Une jeune femme vêtue de rouge, courant au ralenti vers l'objectif de la caméra, une forêt inquiétante derrière elle et Love Hurts de Z Berg en fond sonore. Cette image précise (qui ouvre d'ailleurs le long-métrage), c'est également celle qui est venue s'emparer de l'esprit de J.T. Mollner à l'issue d'un rêve. Une scène tellement obsédante que cela l'a poussé à imaginer le fil des événements ayant conduit cette femme dans cette situation, lui fournissant la matière première de son film. Un processus créatif qui, ironiquement, s'applique également au ressenti du spectateur devant ce Strange Darling, présenté comme une journée dans la vie amoureuse d'un tueur en série découpée en six chapitres.
Car si on s'interroge initialement sur l'utilité du chapitrage d'une histoire à priori on ne peut plus conventionnelle (un psychopathe poursuivant sa proie), sans parler du déroulé non-chronologique (le film commençant par le chapitre 3), au point de redouter le film de petit malin cherchant à camoufler sa vacuité par des effets de manche grossiers, ce choix de montage s'avère rapidement être un petit coup de génie, transformant un canevas classique en un thriller diaboliquement retors et imprévisible. Chaque changement de chapitre est ainsi une nouvelle occasion pour le réalisateur de retourner comme une crêpe toutes les certitudes que nous pensions acquises.

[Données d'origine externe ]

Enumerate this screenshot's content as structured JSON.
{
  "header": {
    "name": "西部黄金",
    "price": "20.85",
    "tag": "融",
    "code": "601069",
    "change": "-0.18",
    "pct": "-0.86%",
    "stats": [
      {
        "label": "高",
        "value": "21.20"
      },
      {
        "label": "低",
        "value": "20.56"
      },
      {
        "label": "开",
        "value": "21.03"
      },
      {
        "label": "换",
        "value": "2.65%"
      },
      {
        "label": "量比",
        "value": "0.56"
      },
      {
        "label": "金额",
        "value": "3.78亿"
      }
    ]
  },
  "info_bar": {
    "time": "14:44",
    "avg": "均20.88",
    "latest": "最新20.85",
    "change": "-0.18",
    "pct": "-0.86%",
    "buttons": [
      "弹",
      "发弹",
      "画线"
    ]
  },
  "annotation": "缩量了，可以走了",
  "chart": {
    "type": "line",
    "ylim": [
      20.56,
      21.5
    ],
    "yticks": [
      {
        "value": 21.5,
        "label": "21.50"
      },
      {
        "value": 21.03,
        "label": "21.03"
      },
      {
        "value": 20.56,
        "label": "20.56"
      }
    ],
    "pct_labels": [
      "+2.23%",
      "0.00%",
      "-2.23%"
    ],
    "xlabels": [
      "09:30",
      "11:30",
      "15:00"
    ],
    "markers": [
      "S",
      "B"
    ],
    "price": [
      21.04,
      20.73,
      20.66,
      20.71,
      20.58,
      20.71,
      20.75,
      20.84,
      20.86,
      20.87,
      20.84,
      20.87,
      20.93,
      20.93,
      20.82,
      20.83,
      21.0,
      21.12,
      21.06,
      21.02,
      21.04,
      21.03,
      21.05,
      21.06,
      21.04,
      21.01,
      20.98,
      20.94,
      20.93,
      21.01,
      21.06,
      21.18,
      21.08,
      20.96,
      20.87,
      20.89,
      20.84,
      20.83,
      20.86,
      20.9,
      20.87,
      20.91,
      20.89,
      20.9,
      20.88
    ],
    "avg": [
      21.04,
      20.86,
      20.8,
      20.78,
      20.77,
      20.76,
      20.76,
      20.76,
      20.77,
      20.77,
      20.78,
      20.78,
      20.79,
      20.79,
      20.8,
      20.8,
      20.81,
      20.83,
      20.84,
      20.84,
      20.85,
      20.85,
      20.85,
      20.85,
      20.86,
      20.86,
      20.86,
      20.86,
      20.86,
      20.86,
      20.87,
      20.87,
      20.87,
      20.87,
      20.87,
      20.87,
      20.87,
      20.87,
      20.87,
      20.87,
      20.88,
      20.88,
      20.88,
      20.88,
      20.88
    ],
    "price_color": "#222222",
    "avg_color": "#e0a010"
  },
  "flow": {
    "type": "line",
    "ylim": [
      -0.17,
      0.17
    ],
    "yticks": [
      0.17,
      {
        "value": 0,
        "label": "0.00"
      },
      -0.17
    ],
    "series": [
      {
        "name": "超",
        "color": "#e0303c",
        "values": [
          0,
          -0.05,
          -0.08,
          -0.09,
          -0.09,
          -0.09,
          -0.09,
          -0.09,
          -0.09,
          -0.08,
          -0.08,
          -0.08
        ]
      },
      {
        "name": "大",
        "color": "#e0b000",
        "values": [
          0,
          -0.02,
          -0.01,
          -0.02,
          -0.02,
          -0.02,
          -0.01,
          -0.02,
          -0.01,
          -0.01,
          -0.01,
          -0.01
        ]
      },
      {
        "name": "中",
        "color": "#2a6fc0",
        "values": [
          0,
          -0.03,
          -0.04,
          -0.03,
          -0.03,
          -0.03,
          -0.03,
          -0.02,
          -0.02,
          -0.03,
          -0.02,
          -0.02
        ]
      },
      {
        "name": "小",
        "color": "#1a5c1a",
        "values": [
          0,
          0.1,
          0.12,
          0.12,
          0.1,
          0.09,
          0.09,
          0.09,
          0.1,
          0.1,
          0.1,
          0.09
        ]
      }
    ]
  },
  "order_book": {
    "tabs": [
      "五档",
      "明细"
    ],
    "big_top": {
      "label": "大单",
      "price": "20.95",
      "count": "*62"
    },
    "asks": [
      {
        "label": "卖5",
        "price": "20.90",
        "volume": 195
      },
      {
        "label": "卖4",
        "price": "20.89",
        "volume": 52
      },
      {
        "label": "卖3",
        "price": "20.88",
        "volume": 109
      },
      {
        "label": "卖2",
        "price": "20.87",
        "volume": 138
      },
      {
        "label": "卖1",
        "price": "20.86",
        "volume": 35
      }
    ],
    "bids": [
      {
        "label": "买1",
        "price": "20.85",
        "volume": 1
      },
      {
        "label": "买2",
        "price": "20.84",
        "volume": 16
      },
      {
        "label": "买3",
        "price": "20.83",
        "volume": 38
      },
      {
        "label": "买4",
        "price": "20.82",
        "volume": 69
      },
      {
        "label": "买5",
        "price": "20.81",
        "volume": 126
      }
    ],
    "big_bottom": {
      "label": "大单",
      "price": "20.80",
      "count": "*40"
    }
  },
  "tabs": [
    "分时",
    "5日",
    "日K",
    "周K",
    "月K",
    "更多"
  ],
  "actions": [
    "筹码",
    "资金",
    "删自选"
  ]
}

Une ambiguïté bien servie par les deux acteurs principaux (Kyle Gallner en prédateur sadique et inquiétant, Willa Fitzgerald en victime peut-être moins facile à cerner qu'au premier abord), ainsi que par la photographie de Giovanni Ribisi, dont l'accentuation des couleurs procure un côté légèrement fantaisiste, voire franchement décalé lors des ruptures de ton cartoonesques que le film s'autorise à de nombreuses reprises (dont une scène gastronomique dans un chalet ayant visiblement déjà acquis le titre de petit-déjeuner le plus gerbant de l'année).
L'exemple même de l'exercice de style jouissif, intelligemment poussé dans ses retranchements.